To create a heap,it takes O(n) to heapify if you have read it into an array and then, heapifies it. To push an item, it takes O(1) and to remove it, it takes O(1) To heapify it after that, it takes log n for each remove and n log n for n items
So the big oh notation is O(n + n log n) OR, is it O(n log n) only because we choose the biggest one.
Answer
Formally speaking, O(N + N log N) is equivalent to O(N log N).
That said, it's assumed that there are coefficients buried in each of these, ala: O( aN + bN log(cN) ). If you have very large N values, these coefficients become unimportant and the algorithm is bounded only by its largest term, which, in this case, is log(N).
But it doesn't mean the coefficients are entirely unimportant. This is why in discussions of graph algorithms you'll often see authors say something like "the Floyd-Warshall algorithm runs in O(N^3) time, but has small coefficients".
If we could somehow write O(0.5N^3) in this case, we would. But it turns out that the coefficients vary depending on how you implement an algorithm and which computer you run it on. Thus, we settle for asymptotic comparisons, not necessarily because it is the best way, but because there isn't really a good alternative.

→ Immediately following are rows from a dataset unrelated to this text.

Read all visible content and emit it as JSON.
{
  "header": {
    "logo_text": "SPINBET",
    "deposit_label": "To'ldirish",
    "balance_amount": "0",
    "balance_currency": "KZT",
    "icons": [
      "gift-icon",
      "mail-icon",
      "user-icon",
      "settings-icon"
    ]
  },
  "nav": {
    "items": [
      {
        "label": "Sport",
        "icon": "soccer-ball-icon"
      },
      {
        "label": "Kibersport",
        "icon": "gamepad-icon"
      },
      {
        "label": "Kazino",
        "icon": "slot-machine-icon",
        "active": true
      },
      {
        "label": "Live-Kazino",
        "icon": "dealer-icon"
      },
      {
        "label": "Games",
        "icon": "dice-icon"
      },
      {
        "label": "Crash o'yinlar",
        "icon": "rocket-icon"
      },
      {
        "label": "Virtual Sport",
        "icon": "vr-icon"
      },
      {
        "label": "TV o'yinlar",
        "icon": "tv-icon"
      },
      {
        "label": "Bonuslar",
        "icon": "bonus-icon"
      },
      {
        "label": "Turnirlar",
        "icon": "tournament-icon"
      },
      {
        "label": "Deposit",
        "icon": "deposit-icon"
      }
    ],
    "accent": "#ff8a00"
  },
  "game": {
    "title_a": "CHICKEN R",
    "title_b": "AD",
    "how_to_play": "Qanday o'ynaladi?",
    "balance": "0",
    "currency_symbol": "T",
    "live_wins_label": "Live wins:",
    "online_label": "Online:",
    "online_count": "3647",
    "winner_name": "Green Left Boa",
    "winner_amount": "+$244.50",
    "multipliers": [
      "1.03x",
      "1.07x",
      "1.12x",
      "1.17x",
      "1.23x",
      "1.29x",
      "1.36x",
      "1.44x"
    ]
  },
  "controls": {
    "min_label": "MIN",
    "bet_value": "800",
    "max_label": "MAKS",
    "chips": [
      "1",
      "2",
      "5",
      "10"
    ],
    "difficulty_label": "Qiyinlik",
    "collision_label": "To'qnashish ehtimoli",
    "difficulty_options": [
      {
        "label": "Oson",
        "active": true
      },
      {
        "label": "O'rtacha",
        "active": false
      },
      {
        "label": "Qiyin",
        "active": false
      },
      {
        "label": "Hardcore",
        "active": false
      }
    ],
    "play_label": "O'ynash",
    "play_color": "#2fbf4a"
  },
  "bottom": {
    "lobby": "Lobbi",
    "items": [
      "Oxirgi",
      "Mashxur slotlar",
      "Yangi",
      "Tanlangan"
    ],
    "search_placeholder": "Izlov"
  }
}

You'll also see things like "Worst-case: O(N^2), Average case: O(N)". This is an attempt to capture how the behavior of the algorithm varies with the input. Often times, presorted or random inputs can give you that average case, whereas an evil villain can construct inputs that produce the worst case.
Ultimately, what I am saying is this: O(N + N log N)=O(N log N). This is true, and it's the right answer for your homework. But we use this big-O notation to communicate and, in the fullness of time, you may find situations where you feel that O(N + N log N) is more expressive, perhaps if your algorithm is generally used for small N. In this case, do not worry so much about the formalism - just be clear about what it is you are trying to convey with it.